A key reason that corporate employees think they're getting shortchanged, suggests DRI's Wyss, is that compensation has increasingly been paid out as benefits rather than as take-home pay. Benefits have jumped from 4.4% of corporate revenue in the 1950s to 11.5% in the 1990s, Commerce Department numbers show. From a company viewpoint, those are significant cost increases. But for the employee, they may not represent a commensurate increase in value: Are people happier with their health insurance now than they were 20 years ago, when today's plans increasingly limit their choice of doctors?

And few workers probably appreciate how hard federal programs hit at company coffers, siphoning off funds that would otherwise be available for wages. Corporate contributions for Social Security and Medicare climbed from $12 billion in 1966, when Medicare began, to more than $200 billion last year, doubling the share of revenue absorbed to 5%. People don't feel better off when taxes for those programs rise, even if they do know that their companies are kicking in a larger share. "It's not encroachment by business that's the employee's problem," says Wyss. "It's encroachment by government."

But surely it's true, as the corporate-greed crowd charges, that workers aren't reaping the benefits from rising productivity? Wrong again. Douglas Lee, chief economist of HSBC Washington Analysis, argues that business is lifting compensation nearly as much as productivity gains permit. The trouble is that costs of services produced outside the corporate sector, like rent and school tuition, are rising faster than prices of goods and services produced by corporate workers. Government is a culprit here again, notes Lee. For example, property taxes, water and sewer fees, and public transportation charges--all part of the consumer price index--are rising relatively quickly, squeezing workers' incomes.

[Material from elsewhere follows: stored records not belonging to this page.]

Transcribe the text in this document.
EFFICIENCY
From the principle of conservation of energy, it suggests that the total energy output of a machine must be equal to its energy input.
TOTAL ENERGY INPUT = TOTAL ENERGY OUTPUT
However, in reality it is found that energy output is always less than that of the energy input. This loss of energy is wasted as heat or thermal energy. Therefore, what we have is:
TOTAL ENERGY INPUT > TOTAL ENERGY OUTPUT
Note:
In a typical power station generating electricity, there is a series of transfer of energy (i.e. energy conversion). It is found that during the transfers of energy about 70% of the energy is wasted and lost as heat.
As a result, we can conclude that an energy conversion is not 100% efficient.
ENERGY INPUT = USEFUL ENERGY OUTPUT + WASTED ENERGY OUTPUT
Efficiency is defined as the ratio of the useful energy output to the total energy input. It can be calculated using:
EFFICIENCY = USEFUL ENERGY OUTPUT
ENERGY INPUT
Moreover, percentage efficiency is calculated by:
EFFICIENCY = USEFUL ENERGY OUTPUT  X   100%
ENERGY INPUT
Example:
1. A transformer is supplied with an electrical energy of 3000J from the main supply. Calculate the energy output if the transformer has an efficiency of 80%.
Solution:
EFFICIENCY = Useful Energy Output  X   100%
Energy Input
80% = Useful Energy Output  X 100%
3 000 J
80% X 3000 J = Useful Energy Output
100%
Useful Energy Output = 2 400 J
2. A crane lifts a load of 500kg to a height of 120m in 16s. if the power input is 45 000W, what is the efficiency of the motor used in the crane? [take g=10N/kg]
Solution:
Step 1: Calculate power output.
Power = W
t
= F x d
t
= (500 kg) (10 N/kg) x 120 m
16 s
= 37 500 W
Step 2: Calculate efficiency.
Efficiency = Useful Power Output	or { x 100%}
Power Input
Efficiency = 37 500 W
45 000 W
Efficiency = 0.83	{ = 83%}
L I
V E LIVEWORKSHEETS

The most fundamental problem for corporate workers, however, is that the economic pie just isn't growing the way it did in the immediate postwar decades. Back then, workers didn't care that their share of the pie wasn't increasing, because the pie itself kept getting bigger fast. Says labor economist Audrey Freedman: "Corporations made oligopoly profits, and unions helped dole them out." No more, of course. Deregulation and intensifying global competition have seen to that, contributing to the woes of people working at big companies. Yet even though wages stagnated during the past two decades, the image lingers of perpetual, robust real income gains for everyone carrying a briefcase or a lunch box.

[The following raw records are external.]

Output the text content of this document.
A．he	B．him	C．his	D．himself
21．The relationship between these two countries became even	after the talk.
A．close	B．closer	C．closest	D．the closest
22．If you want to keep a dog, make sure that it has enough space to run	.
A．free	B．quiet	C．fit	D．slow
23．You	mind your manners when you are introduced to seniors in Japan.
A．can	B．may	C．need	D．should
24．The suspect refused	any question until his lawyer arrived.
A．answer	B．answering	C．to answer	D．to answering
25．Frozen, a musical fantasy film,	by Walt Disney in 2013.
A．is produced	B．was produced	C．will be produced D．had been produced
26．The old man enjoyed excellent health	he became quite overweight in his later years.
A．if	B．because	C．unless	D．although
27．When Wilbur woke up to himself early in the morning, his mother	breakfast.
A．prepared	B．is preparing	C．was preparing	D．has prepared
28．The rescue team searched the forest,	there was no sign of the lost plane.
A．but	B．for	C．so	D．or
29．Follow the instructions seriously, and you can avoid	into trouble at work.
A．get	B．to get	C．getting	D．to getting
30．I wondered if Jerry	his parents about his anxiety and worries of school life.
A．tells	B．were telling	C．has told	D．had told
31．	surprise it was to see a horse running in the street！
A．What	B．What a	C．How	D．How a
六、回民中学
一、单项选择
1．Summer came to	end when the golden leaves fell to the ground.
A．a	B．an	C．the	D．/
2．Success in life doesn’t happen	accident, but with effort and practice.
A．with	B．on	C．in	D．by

Wages might make a little headway this year as the low unemployment rate forces companies to compete for workers. But even without that, economists expect unit labor costs to pick up, keeping profits growth in the low single digits. The reason is that productivity gains tend to slow down in the later stages of a business expansion, and this one is already older than average. Richard Rippe, chief economist at Prudential Securities, thinks profits could fall a bit from last year as companies find it difficult to raise prices in a slow-growth economy.

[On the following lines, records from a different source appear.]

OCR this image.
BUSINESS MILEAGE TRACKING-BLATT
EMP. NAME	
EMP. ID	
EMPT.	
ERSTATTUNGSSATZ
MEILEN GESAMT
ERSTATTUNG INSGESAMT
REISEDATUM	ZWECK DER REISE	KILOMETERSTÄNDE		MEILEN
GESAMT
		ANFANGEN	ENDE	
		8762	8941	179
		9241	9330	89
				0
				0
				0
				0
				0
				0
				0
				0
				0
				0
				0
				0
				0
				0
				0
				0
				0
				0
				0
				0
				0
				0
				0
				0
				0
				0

Retailers will suffer most, analysts say. Not only are customers worried about jobs and wages, they're also burdened by heavy debt. Retailers can blame themselves as well: They built too many stores, so in order to compete with the guy down the street, they have to discount like crazy. Other industries, too, could suffer from overexpansion. Output from new mini-mills will push steel prices--and profits--down, says analyst Charles Bradford of UBS Securities. Other industries, like wood products, will be hurt by the recent rise in long-term interest rates, which will undercut new-home construction.

Might a profits slowdown deflate the myth of the greedy corporation? Don't count on it. Corporations were put on this earth, after all, to make money, and to some minds, profit maximization will never seem all that different from greed. But profits, of course, pay for the latest equipment and technology that produce economic growth and more jobs. If corporations weren't greedy like that, they'd go out of business, and then we'd all be in trouble.